F.C.Porto 3 - Moreirense F.C. 0. Vitória natural e que peca por escassa, num jogo que a 1ª parte foi melhor que a 2ª
domingo, 15 de março de 2026
Frente ao Moreirense num jogo em que só podia pensar na conquista dos três pontos e no regresso ao campeonato o treinador do FCP voltou a fazer uma revolução e apresentou um onze substancialmente diferente daquele que saiu vitorioso de Estugarda - dos que entraram de início na Alemanha apenas se mantiveram na equipa Diogo Costa, Bednarek e Zaidu, a estes juntaram-se Martim Fernandes, Kiwior, Alan Varela, Froholdt e Gabri Veiga, Pepê, Deniz Gül e Oskar Pietruzesvky.
O jogo começou com o conjunto de Francesco Farioli como lhe competia, com a iniciativa, frente a um adversário de tracção à rectaguarda. Aos 14 numa boa recuperação de bola, Gabri Veiga na recarga a um remate de Oskar Pietruzesvky inaugurou o marcador.
Depois do golo era fundamental não abrandar, relaxar, dormir na vantagem mínima. FCP manteve a dinâmica, Pepê para Froholdt, cruzamento tenso, Oskar Pietruzesvky não quis enfeitar, encheu o pé, rematou para o 2° golo. Manter o ritmo, procurar o 3° era o objectivo. O jovem polaco desperdiçou uma boa oportunidade de golo. E logo a seguir outra claríssima. O mesmo aconteceu com Deniz Gül. O jogo já podia estar resolvido. Não se pode desperdiçar tanto. Só dava Porto, Moreirense todo atrás, não criava problemas.
O jogo chegou ao intervalo com uma vantagem muito curta para tanto domínio, tanta superioridade e tantas oportunidades.
Para a 2ª parte FCP regressou com o mesmo onze e esperava-se com a mesma disposição, mas com melhor aproveitamento das oportunidades de golo.
Dragões recomeçaram a procurar atacar, mas Moreirense subiu as linhas, pressionou a saída, ameaçou com bola no poste de Diogo Costa.
Aos 55 saiu Oskar Pietruzesvky e entrou Borja Sainz, saiu também Deniz Gül, entrou Terem Moffi. Zaidu acusou o cansaço do jogo anterior, nem parecia o mesmo de Estugarda. E o FCP também não era o mesmo dos primeiros 45 minutos. Aquilo que saía fácil, começou a complicar-se, a qualidade baixou muito e, claro, o Moreirense perdeu a vergonha, veio para a frente. Aos 66 minutos saíram Zaidu e Gabri Veiga, entraram Pablo Rosario e Rodrigo Mora. Aos 69 minutos contra-ataque perfeito do FCP, Borja, Mora, mas Moffi falhou, completamente sozinho. Mérito também do guarda-redes André Ferreira que fez uma enorme defesa. Aos 72 saiu Pepê e entrou. William Gomes. Dragões espevitaram, prova disso foi o 3° golo. Equipa muito subida, recuperação de Froholdt - enorme exibição -, passe para William Gomes, jogada típica, interiorizou e colocou no ângulo do lado contrário. Golaço. O 3° golo libertou definitivamente a equipa e os azuis e brancos melhoraram o rendimento, terminaram em bom plano.
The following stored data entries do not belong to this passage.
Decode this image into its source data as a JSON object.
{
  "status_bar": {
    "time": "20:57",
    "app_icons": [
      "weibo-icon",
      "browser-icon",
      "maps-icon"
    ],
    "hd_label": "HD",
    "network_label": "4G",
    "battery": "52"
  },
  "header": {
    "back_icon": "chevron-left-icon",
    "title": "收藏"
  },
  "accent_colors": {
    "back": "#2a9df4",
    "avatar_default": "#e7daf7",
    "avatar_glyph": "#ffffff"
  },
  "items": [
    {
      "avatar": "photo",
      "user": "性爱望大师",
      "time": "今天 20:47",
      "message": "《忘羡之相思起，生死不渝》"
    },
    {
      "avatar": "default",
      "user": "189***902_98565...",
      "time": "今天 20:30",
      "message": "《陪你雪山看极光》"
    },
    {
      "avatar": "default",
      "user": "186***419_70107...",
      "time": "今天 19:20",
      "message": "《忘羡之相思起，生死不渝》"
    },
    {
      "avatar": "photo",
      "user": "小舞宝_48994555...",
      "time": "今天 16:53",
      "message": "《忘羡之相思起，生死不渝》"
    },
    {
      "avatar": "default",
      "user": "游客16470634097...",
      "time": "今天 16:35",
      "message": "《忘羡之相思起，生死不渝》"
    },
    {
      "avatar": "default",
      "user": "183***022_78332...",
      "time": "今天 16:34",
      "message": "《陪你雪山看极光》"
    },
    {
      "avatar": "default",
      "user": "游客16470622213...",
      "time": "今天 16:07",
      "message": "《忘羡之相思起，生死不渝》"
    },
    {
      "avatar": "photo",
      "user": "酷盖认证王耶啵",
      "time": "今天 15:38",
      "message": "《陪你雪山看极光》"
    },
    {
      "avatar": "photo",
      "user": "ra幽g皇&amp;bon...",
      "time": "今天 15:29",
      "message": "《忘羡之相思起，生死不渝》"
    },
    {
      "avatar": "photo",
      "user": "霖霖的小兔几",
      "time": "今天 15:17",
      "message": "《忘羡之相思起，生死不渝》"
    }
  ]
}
Vitória justa, indiscutível, que apenas peca por escassa. Continuamos a ter pouca eficácia. A 1ª parte foi bem conseguida, faltou apenas eficácia. A 2ª foi pior. Portistas tentaram gerir, abrandaram, desligaram, apanharam um susto, com a bola no poste de Diogo Costa. Natural, mesmo com a gestão há sempre desgaste físico e mental. Com as substituições houve melhorias, a equipa ganhou frescura, o 3° golo podia ter chegado mais cedo por Terem Moffi, não chegou, quando chegou acabou com as dúvidas. Se é que elas alguma vez existiram. Dragões continuam a fazer o seu caminho. Agora é preparar o jogo de quinta-feira, tendo bem presente que de hoje a oito dias há um jogo em Braga que é muitíssimo importante.